8. Non-Banking Financial Company – Factors (NBFC-Factors): NBFC-Factor is a non-deposit taking NBFC engaged in the principal business of factoring. The financial assets in the factoring business should constitute at least 75 percent of its total assets and its income derived from factoring business should not be less than 75 percent of its gross income.
Salient Features of NBFCs:
Some of the important regulations relating to acceptance of deposits by NBFCs are as under:
1. NBFCs are allowed to accept/renew public deposits for a minimum period of 12 months and maximum period of 60 months. They cannot accept deposits repayable on demand.

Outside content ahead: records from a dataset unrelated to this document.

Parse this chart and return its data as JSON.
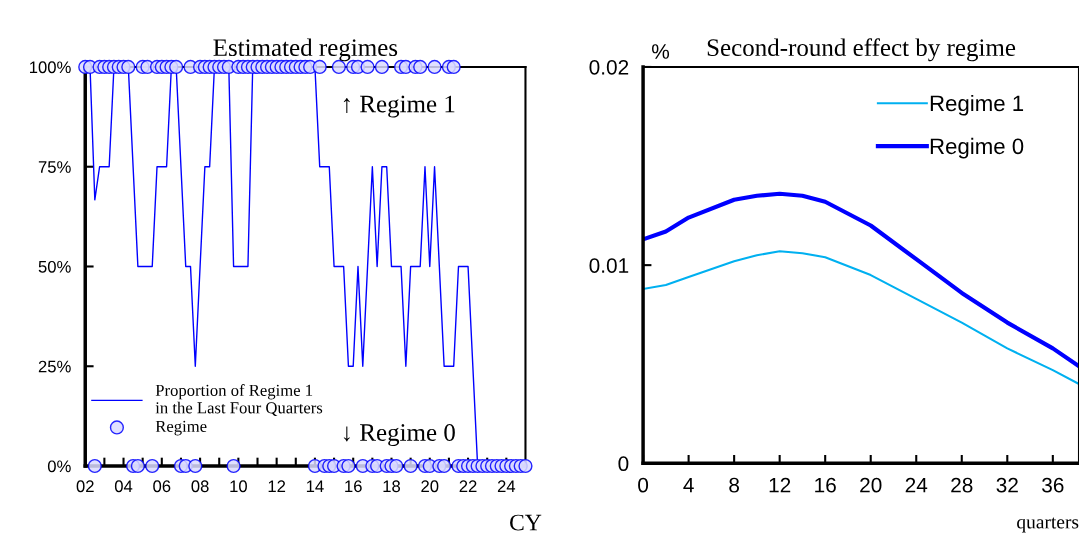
{
  "chart_data": [
    {
      "type": "line",
      "title": "Estimated regimes",
      "xlabel": "CY",
      "xlim": [
        2002,
        2025
      ],
      "xticks": [
        {
          "value": 2002,
          "label": "02"
        },
        {
          "value": 2003,
          "label": null
        },
        {
          "value": 2004,
          "label": "04"
        },
        {
          "value": 2005,
          "label": null
        },
        {
          "value": 2006,
          "label": "06"
        },
        {
          "value": 2007,
          "label": null
        },
        {
          "value": 2008,
          "label": "08"
        },
        {
          "value": 2009,
          "label": null
        },
        {
          "value": 2010,
          "label": "10"
        },
        {
          "value": 2011,
          "label": null
        },
        {
          "value": 2012,
          "label": "12"
        },
        {
          "value": 2013,
          "label": null
        },
        {
          "value": 2014,
          "label": "14"
        },
        {
          "value": 2015,
          "label": null
        },
        {
          "value": 2016,
          "label": "16"
        },
        {
          "value": 2017,
          "label": null
        },
        {
          "value": 2018,
          "label": "18"
        },
        {
          "value": 2019,
          "label": null
        },
        {
          "value": 2020,
          "label": "20"
        },
        {
          "value": 2021,
          "label": null
        },
        {
          "value": 2022,
          "label": "22"
        },
        {
          "value": 2023,
          "label": null
        },
        {
          "value": 2024,
          "label": "24"
        }
      ],
      "ylim": [
        0,
        100
      ],
      "yticks": [
        {
          "value": 0,
          "label": "0%"
        },
        {
          "value": 25,
          "label": "25%"
        },
        {
          "value": 50,
          "label": "50%"
        },
        {
          "value": 75,
          "label": "75%"
        },
        {
          "value": 100,
          "label": "100%"
        }
      ],
      "legend": "bottom left",
      "grid": false,
      "annotations": [
        "↑ Regime 1",
        "↓ Regime 0"
      ],
      "series": [
        {
          "name": "Proportion of Regime 1\nin the Last Four Quarters",
          "color": "#0000ff",
          "x": [
            2002.25,
            2002.5,
            2002.75,
            2003,
            2003.25,
            2003.5,
            2003.75,
            2004,
            2004.25,
            2004.5,
            2004.75,
            2005,
            2005.25,
            2005.5,
            2005.75,
            2006,
            2006.25,
            2006.5,
            2006.75,
            2007,
            2007.25,
            2007.5,
            2007.75,
            2008,
            2008.25,
            2008.5,
            2008.75,
            2009,
            2009.25,
            2009.5,
            2009.75,
            2010,
            2010.25,
            2010.5,
            2010.75,
            2011,
            2011.25,
            2011.5,
            2011.75,
            2012,
            2012.25,
            2012.5,
            2012.75,
            2013,
            2013.25,
            2013.5,
            2013.75,
            2014,
            2014.25,
            2014.5,
            2014.75,
            2015,
            2015.25,
            2015.5,
            2015.75,
            2016,
            2016.25,
            2016.5,
            2016.75,
            2017,
            2017.25,
            2017.5,
            2017.75,
            2018,
            2018.25,
            2018.5,
            2018.75,
            2019,
            2019.25,
            2019.5,
            2019.75,
            2020,
            2020.25,
            2020.5,
            2020.75,
            2021,
            2021.25,
            2021.5,
            2021.75,
            2022,
            2022.25,
            2022.5,
            2022.75,
            2023,
            2023.25,
            2023.5,
            2023.75,
            2024,
            2024.25,
            2024.5,
            2024.75,
            2025
          ],
          "values": [
            100,
            66.7,
            75,
            75,
            75,
            100,
            100,
            100,
            100,
            75,
            50,
            50,
            50,
            50,
            75,
            75,
            75,
            100,
            100,
            75,
            50,
            50,
            25,
            50,
            75,
            75,
            100,
            100,
            100,
            100,
            50,
            50,
            50,
            50,
            100,
            100,
            100,
            100,
            100,
            100,
            100,
            100,
            100,
            100,
            100,
            100,
            100,
            100,
            75,
            75,
            75,
            50,
            50,
            50,
            25,
            25,
            50,
            25,
            50,
            75,
            50,
            75,
            75,
            50,
            50,
            50,
            25,
            50,
            50,
            50,
            75,
            50,
            75,
            50,
            25,
            25,
            25,
            50,
            50,
            50,
            25,
            0,
            0,
            0,
            0,
            0,
            0,
            0,
            0,
            0,
            0,
            0
          ]
        },
        {
          "name": "Regime",
          "type": "scatter",
          "color": "#0000ff",
          "marker": "circle",
          "x": [
            2002,
            2002.25,
            2002.5,
            2002.75,
            2003,
            2003.25,
            2003.5,
            2003.75,
            2004,
            2004.25,
            2004.5,
            2004.75,
            2005,
            2005.25,
            2005.5,
            2005.75,
            2006,
            2006.25,
            2006.5,
            2006.75,
            2007,
            2007.25,
            2007.5,
            2007.75,
            2008,
            2008.25,
            2008.5,
            2008.75,
            2009,
            2009.25,
            2009.5,
            2009.75,
            2010,
            2010.25,
            2010.5,
            2010.75,
            2011,
            2011.25,
            2011.5,
            2011.75,
            2012,
            2012.25,
            2012.5,
            2012.75,
            2013,
            2013.25,
            2013.5,
            2013.75,
            2014,
            2014.25,
            2014.5,
            2014.75,
            2015,
            2015.25,
            2015.5,
            2015.75,
            2016,
            2016.25,
            2016.5,
            2016.75,
            2017,
            2017.25,
            2017.5,
            2017.75,
            2018,
            2018.25,
            2018.5,
            2018.75,
            2019,
            2019.25,
            2019.5,
            2019.75,
            2020,
            2020.25,
            2020.5,
            2020.75,
            2021,
            2021.25,
            2021.5,
            2021.75,
            2022,
            2022.25,
            2022.5,
            2022.75,
            2023,
            2023.25,
            2023.5,
            2023.75,
            2024,
            2024.25,
            2024.5,
            2024.75,
            2025
          ],
          "values": [
            100,
            100,
            0,
            100,
            100,
            100,
            100,
            100,
            100,
            100,
            0,
            0,
            100,
            100,
            0,
            100,
            100,
            100,
            100,
            100,
            0,
            0,
            100,
            0,
            100,
            100,
            100,
            100,
            100,
            100,
            100,
            0,
            100,
            100,
            100,
            100,
            100,
            100,
            100,
            100,
            100,
            100,
            100,
            100,
            100,
            100,
            100,
            100,
            0,
            100,
            0,
            0,
            0,
            100,
            0,
            0,
            100,
            100,
            0,
            100,
            0,
            0,
            100,
            0,
            0,
            0,
            100,
            100,
            0,
            100,
            100,
            0,
            0,
            100,
            0,
            0,
            100,
            100,
            0,
            0,
            0,
            0,
            0,
            0,
            0,
            0,
            0,
            0,
            0,
            0,
            0,
            0,
            0
          ]
        }
      ]
    },
    {
      "type": "line",
      "title": "Second-round effect by regime",
      "xlabel": "quarters",
      "ylabel": "%",
      "xlim": [
        0,
        38.3
      ],
      "xticks": [
        0,
        4,
        8,
        12,
        16,
        20,
        24,
        28,
        32,
        36
      ],
      "ylim": [
        0,
        0.02
      ],
      "yticks": [
        {
          "value": 0,
          "label": "0"
        },
        {
          "value": 0.01,
          "label": "0.01"
        },
        {
          "value": 0.02,
          "label": "0.02"
        }
      ],
      "legend": "top right",
      "grid": false,
      "x": [
        0,
        2,
        4,
        8,
        10,
        12,
        14,
        16,
        20,
        24,
        28,
        32,
        36,
        38.3
      ],
      "series": [
        {
          "name": "Regime 1",
          "color": "#00b0f0",
          "values": [
            0.0088,
            0.009,
            0.0094,
            0.0102,
            0.0105,
            0.0107,
            0.0106,
            0.0104,
            0.0095,
            0.0083,
            0.0071,
            0.0058,
            0.0047,
            0.004
          ]
        },
        {
          "name": "Regime 0",
          "color": "#0000ff",
          "values": [
            0.0113,
            0.0117,
            0.0124,
            0.0133,
            0.0135,
            0.0136,
            0.0135,
            0.0132,
            0.012,
            0.0103,
            0.0086,
            0.0071,
            0.0058,
            0.0049
          ]
        }
      ]
    }
  ]
}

2. NBFCs cannot offer interest rates higher than the ceiling rate prescribed by RBI from time to time. The present ceiling is 12.5 per cent per annum. The interest may be paid or compounded at rests not shorter than monthly rests.
3. NBFCs cannot offer gifts/incentives or any other additional benefit to the depositors.
4. NBFCs (except certain AFCs) should have minimum investment grade credit rating.
5. The deposits with NBFCs are not insured.
6. The repayment of deposits by NBFCs is not guaranteed by RBI.
7. Certain mandatory disclosures are to be made about the company in the Application Form issued by the company soliciting deposits.
Supervision and Inspection of NBFCS by RBI:
The RBI conducts on-site inspection and off-site surveillance of NBFCs. Off-site surveillance is undertaken by calling for periodical returns. These are generally fortnightly, monthly or annual returns.
The on-site inspection is mainly used to ensure that the interest of the depositors is well protected and these funds are not in danger of vanishing through losses or otherwise.
For this purpose, the RBI ensures whether asset classification is done properly, whether provisioning and reserve requirements are done as per requirements, whether books of accounts truly reflect the financial health of the company, whether loan assessment has been made properly etc., and the inspection is carried on once a year or two depending upon the public deposit level of NBFC.
The RBI conducts the inspection under the system known as the alphabets of CAMELS. It stands for
C = Capital Adequacy requirements
A = Asset quality, like standard etc., assets
M = Management, the level and expertise and appraisal capacity of management.
E = Earning capacity of NBFC
L = Liquidity, the level of liquidity and the components of liquidity are verified.
S = Systems and control exist in the NBFC, its effectiveness etc.